Una chiesa gremita ha dato a Palermo l’ultimo saluto a Giuseppe Liotta, il medico morto a Corleone, a causa del violento nubifragio del 3 novembre. Migliaia di persone si sono recate nella chiesa Mater Ecclesiae, per rendergli omaggio nel giorno del funerale: parenti, amici, colleghi, ma anche tanti cittadini, che sono rimasti colpiti da quanto accaduto.
Liotta era partito dal capoluogo per andare a lavorare in ospedale a Corleone. È stato travolto dal fango e il corpo senza vita è stato trovato in un vigneto in contrada Frattini, a circa 10 chilometri dal luogo in cui era stata ritrovata la sua auto.
Giuseppe Liotta lascia la moglie Floriana e due figli. La donna ha letto una lettera durante la celebrazione. “Non è facile essere qui – ha detto -. Non mi sento di aggiungere nulla alle parole d’amore raccolte per Giuseppe. Nel ringraziare tutti quelli che ci hanno aiutato, vorrei avere per tutti una carezza: per le forze dell’ordine, per volontari, per l’unità di crisi e per tutti coloro che si sono stretti a noi in questa ricerca.
Il messaggio positivo è che non siamo mai stati soli. Questo abbraccio non lo dimenticherò mai. Ho visto in questi giorni quanti uomini fantastici ci sono stati vicini, e mio marito era uno di loro. Giuseppe non è un eroe che ha messo a repentaglio la vita per i suoi piccoli pazienti, perché i primi piccoli pazienti erano a casa. Se di eroismo dovremmo parlare, dovremmo celebrare tutti i lavoratori che quella notte erano al lavoro”.
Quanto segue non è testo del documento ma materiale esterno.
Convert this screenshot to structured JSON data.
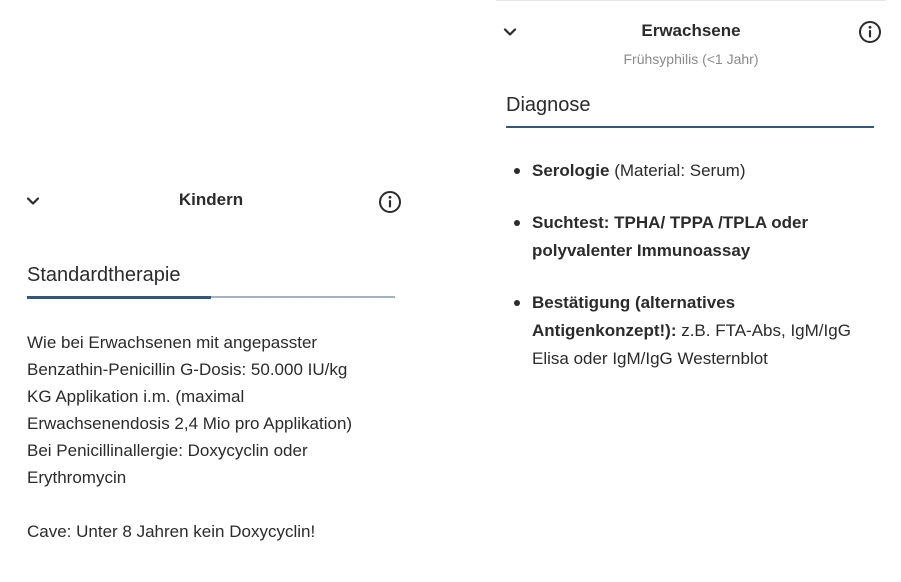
{
  "left_card": {
    "title": "Kindern",
    "chevron_icon": "chevron-down-icon",
    "info_icon": "info-circle-icon",
    "section_title": "Standardtherapie",
    "lines": [
      "Wie bei Erwachsenen mit angepasster",
      "Benzathin-Penicillin G-Dosis: 50.000 IU/kg",
      "KG Applikation i.m. (maximal",
      "Erwachsenendosis 2,4 Mio pro Applikation)",
      "Bei Penicillinallergie: Doxycyclin oder",
      "Erythromycin"
    ],
    "caution": "Cave: Unter 8 Jahren kein Doxycyclin!"
  },
  "right_card": {
    "title": "Erwachsene",
    "subtitle": "Frühsyphilis (<1 Jahr)",
    "chevron_icon": "chevron-down-icon",
    "info_icon": "info-circle-icon",
    "section_title": "Diagnose",
    "bullets": [
      {
        "bold": "Serologie",
        "text": " (Material: Serum)"
      },
      {
        "bold": "Suchtest: TPHA/ TPPA /TPLA oder polyvalenter Immunoassay",
        "text": ""
      },
      {
        "bold": "Bestätigung (alternatives Antigenkonzept!):",
        "text": " z.B. FTA-Abs, IgM/IgG Elisa oder IgM/IgG Westernblot"
      }
    ]
  },
  "colors": {
    "accent": "#2f5a7e",
    "underline_base": "#9fb4c3",
    "text": "#2b2b2b",
    "muted": "#8a8a8a"
  }
}
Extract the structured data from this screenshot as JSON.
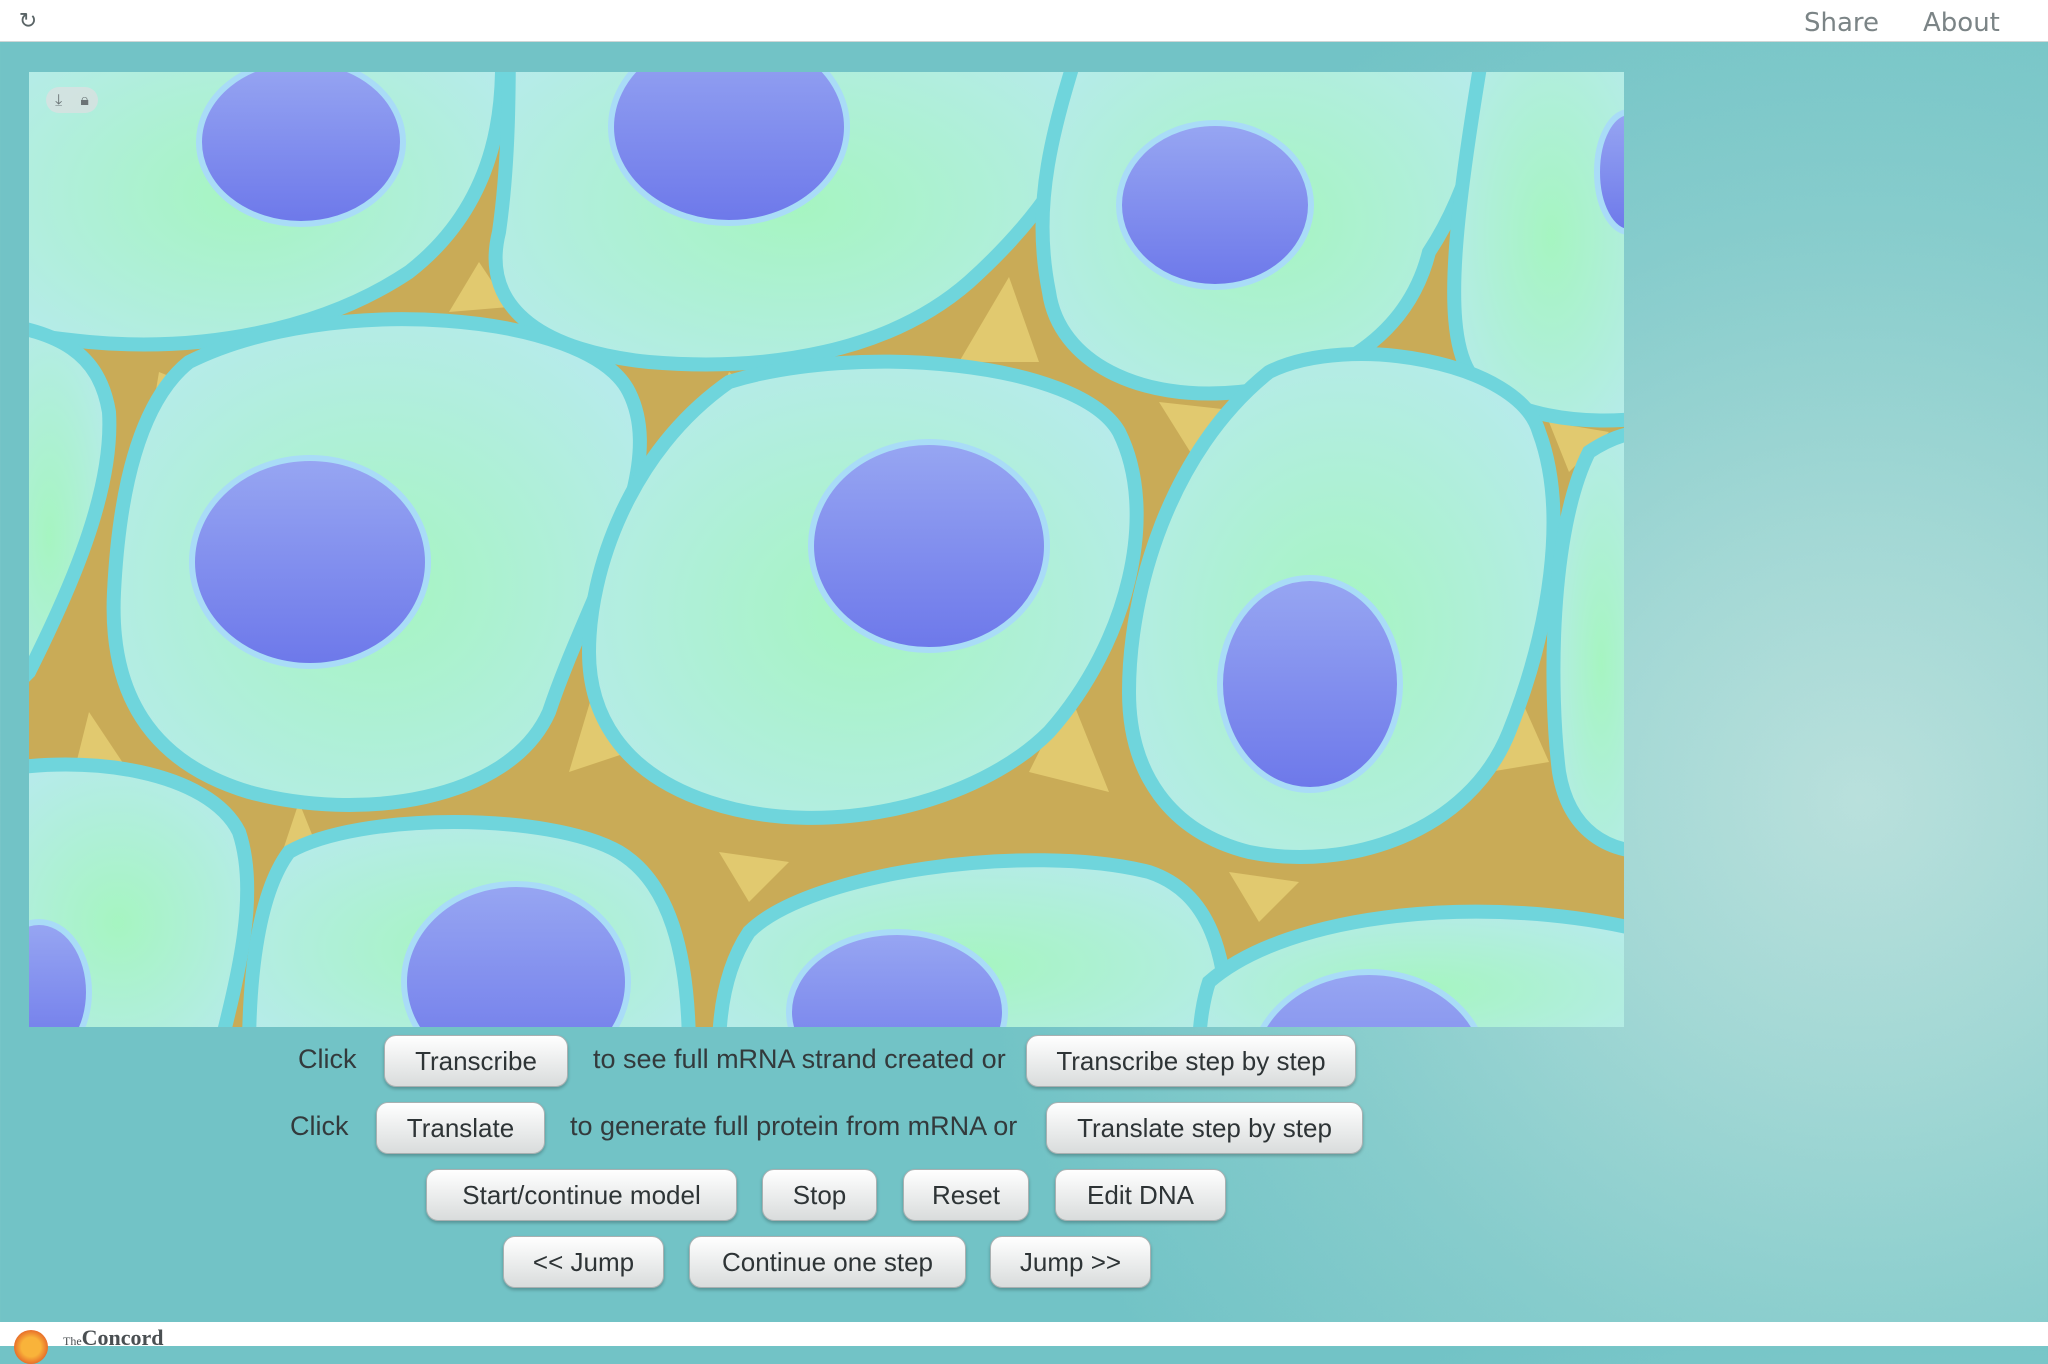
{
  "header": {
    "reload_icon": "reload-icon",
    "share_label": "Share",
    "about_label": "About"
  },
  "model": {
    "description_icon_download": "download-icon",
    "description_icon_lock": "lock-icon",
    "colors": {
      "cytoplasm_light": "#b6ebea",
      "cytoplasm_green": "#a6f5c1",
      "membrane": "#6fd5dc",
      "extracellular": "#c9ab57",
      "extracellular_light": "#e1c96f",
      "nucleus": "#7b86ef",
      "nucleus_ring": "#a9dcf7"
    }
  },
  "controls": {
    "row1": {
      "prefix": "Click",
      "button": "Transcribe",
      "middle": "to see full mRNA strand created or",
      "button2": "Transcribe step by step"
    },
    "row2": {
      "prefix": "Click",
      "button": "Translate",
      "middle": "to generate full protein from mRNA or",
      "button2": "Translate step by step"
    },
    "row3": {
      "start": "Start/continue model",
      "stop": "Stop",
      "reset": "Reset",
      "edit": "Edit DNA"
    },
    "row4": {
      "jump_back": "<< Jump",
      "step": "Continue one step",
      "jump_fwd": "Jump >>"
    }
  },
  "footer": {
    "logo_icon": "concord-sun-icon",
    "brand_small": "The",
    "brand": "Concord"
  }
}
L’arcivescovo Lorefice, durante l’omelia, ha detto: “Cari parenti e amici di Giuseppe sento forte il bisogno di stringermi accanto a voi, di farvi giungere la mia vicinanza per questa lacerante sofferenza per la sua perdita. Dopo gli estenuanti giorni di ricerca, Dio ha sentito il vostro grido, conosce già la vostra angoscia, lui conosce la nostra sofferenza, quella di chi perde la persona sempre amata.
Giuseppe è stato trovato in un vigneto, è un vero discepolo di Cristo. Fino all’ultimo Giuseppe ha amato tutti, la sua adorata famiglia, i suoi parenti, i tanti figli che ha curato ed accompagnato per il suo lavoro da pediatra. Giuseppe affrontava la giornata con un alto senso del dovere, come padre, marito, membro della comunità parrocchiale e come medico. Giuseppe è vivo perché ha amato, è con noi. Le grandi acque non possono travolgere l’amore”.